Perhaps this little anecdote will help you grasp the purpose and concept of a covenant. One time, while working with an English-speaking company, we contracted Spanish-speaking employees. These people were kind and provided quality work, but it was difficult to commence the maintenance. They only spoke Spanish, and we only understood English. We could not comprehend their language. We needed some way to understand what they desired to reveal to us. Thankfully, someone presented their phone with a translator app open! The men spoke into the phone, and we read the words in English, leading to a safe, efficient work day. The use of the translator app did not render us able to fully comprehend the Spanish language, but we were able to know the men as far as they were willing to reveal themselves to us. In this analogy, God is the Spanish-speaker. He is there, revealing Himself, but Man, the English speaker, cannot comprehend him. We need a “translator app.” Enter: covenant. A covenant serves as a way for Man, not to fully comprehend God, but to know Him to the extent that he is willing to reveal Himself to us (Deut. 29:29). Like the translator app, covenants provide a way for one party to learn about and relate to another party that they ultimately cannot fully comprehend and otherwise would not know.
A covenant is a guaranteed commitment that is ratified via sanctions. As we have seen, it is the way God reveals Himself to man. One may ask, “I thought that God reveals Himself in Scripture?” to which I would kindly reply, “Yes, God reveals Himself in Scripture, and we see in Scripture that God reveals Himself by covenanting with those whom he pleases.” The Holy Bible is God’s record of how He covenanted with man from Adam’s failure to Christ’s triumph.
The Incomprehensibility of God
In Volume 2 of Herman Bavinck’s Reformed Dogmatics, the first chapter is titled “The Incomprehensibility of God.” Here, Bavinck effortlessly drops one of the most precious descriptions of God outside of Scripture as he helps the reader comprehend the divine deeds of the Incomprehensible One. He writes: “This is an adorable mystery . . . how God can reveal himself and to some extent make himself known in created beings. Eternity in time. Immensity in space. Infinity in the finite. Immutability in change. Being in becoming. The all, as it were, in that which is nothing. This mystery cannot be comprehended. It can only be gratefully acknowledged.”

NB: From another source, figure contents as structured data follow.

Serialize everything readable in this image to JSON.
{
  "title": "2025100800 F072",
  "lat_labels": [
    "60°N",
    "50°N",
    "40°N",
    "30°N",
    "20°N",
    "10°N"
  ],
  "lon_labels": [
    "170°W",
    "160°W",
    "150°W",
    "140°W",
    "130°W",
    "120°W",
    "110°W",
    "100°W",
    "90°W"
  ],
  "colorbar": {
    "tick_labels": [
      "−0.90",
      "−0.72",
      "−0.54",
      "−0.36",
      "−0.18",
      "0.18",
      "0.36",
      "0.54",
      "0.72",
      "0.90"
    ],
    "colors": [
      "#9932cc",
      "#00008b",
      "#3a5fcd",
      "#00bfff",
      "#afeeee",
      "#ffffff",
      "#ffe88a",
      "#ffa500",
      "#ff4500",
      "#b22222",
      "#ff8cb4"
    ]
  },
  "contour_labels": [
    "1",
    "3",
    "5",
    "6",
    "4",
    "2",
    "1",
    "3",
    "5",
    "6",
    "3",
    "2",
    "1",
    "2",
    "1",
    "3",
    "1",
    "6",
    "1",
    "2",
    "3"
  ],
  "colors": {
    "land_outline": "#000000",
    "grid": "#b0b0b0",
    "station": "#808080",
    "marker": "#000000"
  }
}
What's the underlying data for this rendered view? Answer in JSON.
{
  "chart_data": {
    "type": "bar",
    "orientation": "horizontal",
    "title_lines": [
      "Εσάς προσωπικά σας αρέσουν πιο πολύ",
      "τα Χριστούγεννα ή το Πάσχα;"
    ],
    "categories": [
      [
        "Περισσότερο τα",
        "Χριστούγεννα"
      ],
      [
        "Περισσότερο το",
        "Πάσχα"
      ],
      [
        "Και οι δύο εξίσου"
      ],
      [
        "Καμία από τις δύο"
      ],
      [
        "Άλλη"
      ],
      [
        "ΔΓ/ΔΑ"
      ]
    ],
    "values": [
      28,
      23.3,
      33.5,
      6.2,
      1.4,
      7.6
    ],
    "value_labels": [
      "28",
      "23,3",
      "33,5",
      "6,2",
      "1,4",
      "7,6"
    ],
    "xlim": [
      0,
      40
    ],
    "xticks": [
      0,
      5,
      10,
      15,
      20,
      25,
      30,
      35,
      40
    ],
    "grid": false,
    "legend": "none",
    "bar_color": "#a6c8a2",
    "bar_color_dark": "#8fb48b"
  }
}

More questions pour forth from the heart of the covenant theologian. How can God enter time and space yet remain eternal and immense? How can the Unchanging, Uncreated One commune with ever-changing beings? According to the confession, our incomprehensible God does this “by way of covenant.”
Notes:
[1] James Renihan, To the Judicious and Impartial Reader: Baptist Symbolics Volume 2, Cape Coral, FL: Founders Press, 2022, 193.